Section 10
Ethical principles and AI safety
Responsible AI, internal policy, and safeguarding obligations.
Section 10
Ethical principles and AI safety
Transparency and explainability
Staff, students and citizens should be able to understand when AI is used and what role it plays in a decision.
Accountability and human oversight
AI supports judgement rather than replacing it, with clear lines of responsibility for outcomes.
Non-discrimination and fairness
Systems should be checked for bias across gender, ethnicity, geography and other characteristics.
Data protection
Only necessary data should be collected and processed in line with the personal data framework.
Security and reliability
Tools should be tested before deployment, supported by contingency plans and regular audits.
Inclusivity and accessibility
Solutions need to work for users with different abilities and different levels of technical confidence.

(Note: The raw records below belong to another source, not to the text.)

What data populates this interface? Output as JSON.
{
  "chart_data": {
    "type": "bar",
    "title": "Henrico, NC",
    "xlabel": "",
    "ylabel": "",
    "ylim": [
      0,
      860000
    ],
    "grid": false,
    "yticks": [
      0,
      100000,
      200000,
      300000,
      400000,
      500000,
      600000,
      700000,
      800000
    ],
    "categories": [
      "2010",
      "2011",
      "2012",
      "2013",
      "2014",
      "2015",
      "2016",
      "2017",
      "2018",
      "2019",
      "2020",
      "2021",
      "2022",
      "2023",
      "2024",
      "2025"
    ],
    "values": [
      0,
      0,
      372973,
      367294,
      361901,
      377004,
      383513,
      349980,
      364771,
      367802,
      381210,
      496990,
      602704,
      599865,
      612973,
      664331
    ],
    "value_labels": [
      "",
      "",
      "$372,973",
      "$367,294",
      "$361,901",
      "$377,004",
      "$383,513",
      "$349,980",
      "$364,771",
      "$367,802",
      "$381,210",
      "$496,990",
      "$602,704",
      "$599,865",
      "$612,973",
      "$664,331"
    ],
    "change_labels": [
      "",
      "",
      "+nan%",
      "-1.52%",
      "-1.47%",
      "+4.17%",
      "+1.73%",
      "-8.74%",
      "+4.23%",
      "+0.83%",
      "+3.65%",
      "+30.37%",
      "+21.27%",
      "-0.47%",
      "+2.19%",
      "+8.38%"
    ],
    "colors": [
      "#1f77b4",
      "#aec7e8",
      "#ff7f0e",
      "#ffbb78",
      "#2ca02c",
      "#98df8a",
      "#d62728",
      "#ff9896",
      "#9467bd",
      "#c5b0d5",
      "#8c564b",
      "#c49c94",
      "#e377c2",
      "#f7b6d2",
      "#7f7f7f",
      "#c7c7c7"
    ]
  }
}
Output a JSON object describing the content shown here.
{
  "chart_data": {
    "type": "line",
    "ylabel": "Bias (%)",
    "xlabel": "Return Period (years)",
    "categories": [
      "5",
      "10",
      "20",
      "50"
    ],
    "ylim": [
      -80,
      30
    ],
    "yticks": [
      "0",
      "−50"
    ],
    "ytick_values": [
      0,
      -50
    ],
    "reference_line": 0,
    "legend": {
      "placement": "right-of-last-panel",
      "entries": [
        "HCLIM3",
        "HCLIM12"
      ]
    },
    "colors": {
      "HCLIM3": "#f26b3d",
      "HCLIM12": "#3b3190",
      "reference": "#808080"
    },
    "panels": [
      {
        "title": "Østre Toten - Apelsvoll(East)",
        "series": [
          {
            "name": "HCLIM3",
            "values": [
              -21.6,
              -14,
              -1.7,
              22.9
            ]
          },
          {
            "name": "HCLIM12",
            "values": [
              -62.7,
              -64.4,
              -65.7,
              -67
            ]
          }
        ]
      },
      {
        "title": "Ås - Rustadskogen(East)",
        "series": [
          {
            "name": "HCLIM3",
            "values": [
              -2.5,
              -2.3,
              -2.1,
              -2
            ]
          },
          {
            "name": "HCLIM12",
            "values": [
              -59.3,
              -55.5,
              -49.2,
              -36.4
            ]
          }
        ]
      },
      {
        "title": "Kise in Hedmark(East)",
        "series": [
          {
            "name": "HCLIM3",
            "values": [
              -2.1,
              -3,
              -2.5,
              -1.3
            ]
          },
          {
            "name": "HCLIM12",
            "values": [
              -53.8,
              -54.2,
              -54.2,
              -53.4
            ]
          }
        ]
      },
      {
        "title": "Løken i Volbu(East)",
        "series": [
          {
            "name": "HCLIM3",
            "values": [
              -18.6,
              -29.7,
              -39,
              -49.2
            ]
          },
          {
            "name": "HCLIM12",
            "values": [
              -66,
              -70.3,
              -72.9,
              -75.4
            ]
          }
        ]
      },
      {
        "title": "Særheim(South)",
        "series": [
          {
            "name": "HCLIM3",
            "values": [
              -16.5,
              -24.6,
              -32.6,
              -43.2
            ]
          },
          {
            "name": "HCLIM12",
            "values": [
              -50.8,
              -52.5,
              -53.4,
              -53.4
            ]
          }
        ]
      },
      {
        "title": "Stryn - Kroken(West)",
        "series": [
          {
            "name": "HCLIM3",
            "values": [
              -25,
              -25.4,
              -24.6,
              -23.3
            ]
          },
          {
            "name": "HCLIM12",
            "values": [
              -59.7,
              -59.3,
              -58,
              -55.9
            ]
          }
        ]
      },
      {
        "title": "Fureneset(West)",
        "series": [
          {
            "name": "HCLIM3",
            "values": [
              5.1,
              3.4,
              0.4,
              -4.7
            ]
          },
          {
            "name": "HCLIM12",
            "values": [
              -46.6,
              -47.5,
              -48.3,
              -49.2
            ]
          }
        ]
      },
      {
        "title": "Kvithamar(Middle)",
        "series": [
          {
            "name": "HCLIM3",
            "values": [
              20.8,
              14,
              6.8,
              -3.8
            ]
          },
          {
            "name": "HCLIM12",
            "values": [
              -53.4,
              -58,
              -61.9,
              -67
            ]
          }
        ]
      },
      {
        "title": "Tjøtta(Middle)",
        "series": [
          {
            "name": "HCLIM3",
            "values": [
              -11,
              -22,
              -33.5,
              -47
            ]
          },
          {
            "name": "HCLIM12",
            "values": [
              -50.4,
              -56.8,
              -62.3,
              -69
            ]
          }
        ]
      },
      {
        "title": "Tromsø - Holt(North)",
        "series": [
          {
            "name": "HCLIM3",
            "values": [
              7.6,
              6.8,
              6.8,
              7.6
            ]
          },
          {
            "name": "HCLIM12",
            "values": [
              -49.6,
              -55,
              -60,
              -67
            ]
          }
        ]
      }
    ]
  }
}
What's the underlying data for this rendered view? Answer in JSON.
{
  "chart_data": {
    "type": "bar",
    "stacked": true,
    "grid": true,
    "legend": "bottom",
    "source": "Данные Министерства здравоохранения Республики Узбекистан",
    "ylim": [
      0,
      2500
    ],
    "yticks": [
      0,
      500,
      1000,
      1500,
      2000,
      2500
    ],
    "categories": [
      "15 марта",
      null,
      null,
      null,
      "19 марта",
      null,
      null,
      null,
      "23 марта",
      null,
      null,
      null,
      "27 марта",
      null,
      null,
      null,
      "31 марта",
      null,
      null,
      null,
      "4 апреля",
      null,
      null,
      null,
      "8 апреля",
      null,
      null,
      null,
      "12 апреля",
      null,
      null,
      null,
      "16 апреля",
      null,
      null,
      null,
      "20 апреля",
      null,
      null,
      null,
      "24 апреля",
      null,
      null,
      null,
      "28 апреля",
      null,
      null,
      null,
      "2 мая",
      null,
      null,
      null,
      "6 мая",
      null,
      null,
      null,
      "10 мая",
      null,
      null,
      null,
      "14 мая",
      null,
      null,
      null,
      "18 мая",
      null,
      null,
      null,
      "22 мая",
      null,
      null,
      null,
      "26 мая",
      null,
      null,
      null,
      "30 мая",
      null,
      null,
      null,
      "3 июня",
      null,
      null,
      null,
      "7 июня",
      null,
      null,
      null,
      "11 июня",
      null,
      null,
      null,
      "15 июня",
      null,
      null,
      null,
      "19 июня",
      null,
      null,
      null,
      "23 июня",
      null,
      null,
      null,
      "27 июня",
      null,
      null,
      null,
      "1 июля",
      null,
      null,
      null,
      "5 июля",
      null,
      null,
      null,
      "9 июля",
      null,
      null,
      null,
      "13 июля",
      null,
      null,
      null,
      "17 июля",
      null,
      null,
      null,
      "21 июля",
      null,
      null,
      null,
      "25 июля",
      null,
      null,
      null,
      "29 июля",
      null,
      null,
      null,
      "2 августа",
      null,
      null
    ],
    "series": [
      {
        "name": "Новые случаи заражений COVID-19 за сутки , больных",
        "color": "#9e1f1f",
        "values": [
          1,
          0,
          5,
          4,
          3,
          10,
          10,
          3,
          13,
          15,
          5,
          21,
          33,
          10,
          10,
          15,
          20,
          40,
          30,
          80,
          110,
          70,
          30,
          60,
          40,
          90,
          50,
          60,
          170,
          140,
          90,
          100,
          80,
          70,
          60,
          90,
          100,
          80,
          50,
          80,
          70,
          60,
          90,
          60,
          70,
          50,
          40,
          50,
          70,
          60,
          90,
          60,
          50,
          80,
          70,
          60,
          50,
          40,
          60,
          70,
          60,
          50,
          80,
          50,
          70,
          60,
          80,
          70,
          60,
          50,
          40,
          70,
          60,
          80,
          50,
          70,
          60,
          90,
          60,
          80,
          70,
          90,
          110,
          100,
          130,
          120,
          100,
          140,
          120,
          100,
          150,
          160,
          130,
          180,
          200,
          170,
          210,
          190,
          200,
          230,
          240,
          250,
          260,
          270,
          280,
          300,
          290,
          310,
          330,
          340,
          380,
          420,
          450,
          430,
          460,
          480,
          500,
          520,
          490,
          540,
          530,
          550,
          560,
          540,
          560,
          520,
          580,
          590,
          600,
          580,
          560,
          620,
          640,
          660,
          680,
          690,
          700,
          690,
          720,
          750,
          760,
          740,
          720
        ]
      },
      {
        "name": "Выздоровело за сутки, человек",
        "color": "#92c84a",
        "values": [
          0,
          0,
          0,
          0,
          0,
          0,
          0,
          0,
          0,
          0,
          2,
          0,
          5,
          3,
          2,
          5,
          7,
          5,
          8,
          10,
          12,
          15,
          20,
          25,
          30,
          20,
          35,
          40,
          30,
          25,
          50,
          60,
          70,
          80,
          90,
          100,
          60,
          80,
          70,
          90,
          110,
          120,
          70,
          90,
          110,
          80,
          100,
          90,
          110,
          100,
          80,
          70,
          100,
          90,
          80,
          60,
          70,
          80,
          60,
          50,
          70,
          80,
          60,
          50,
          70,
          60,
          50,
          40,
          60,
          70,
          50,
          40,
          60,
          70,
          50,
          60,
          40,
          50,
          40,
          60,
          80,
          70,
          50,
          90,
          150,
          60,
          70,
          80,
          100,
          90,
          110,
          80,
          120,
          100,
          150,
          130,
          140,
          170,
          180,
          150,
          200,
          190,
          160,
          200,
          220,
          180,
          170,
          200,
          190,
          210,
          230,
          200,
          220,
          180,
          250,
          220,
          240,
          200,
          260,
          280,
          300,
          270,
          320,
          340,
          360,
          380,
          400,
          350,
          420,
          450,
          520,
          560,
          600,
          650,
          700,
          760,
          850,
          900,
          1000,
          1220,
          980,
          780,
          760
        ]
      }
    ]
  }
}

Environmental sustainability
The concept also considers the footprint of AI systems and prefers efficient platforms where possible.
10.2 Internal policy
The internal AI policy is developed in Phase I and approved in Phase II. It covers approved tools, confidentiality rules, verification requirements, incident reporting, and staff accountability.
10.3 Protection of children and vulnerable groups
The concept adds specific safeguards for children, including limits on data collection, restrictions on student profiling without explicit consent, and the protection of a learner's right to make mistakes without long-term profiling consequences.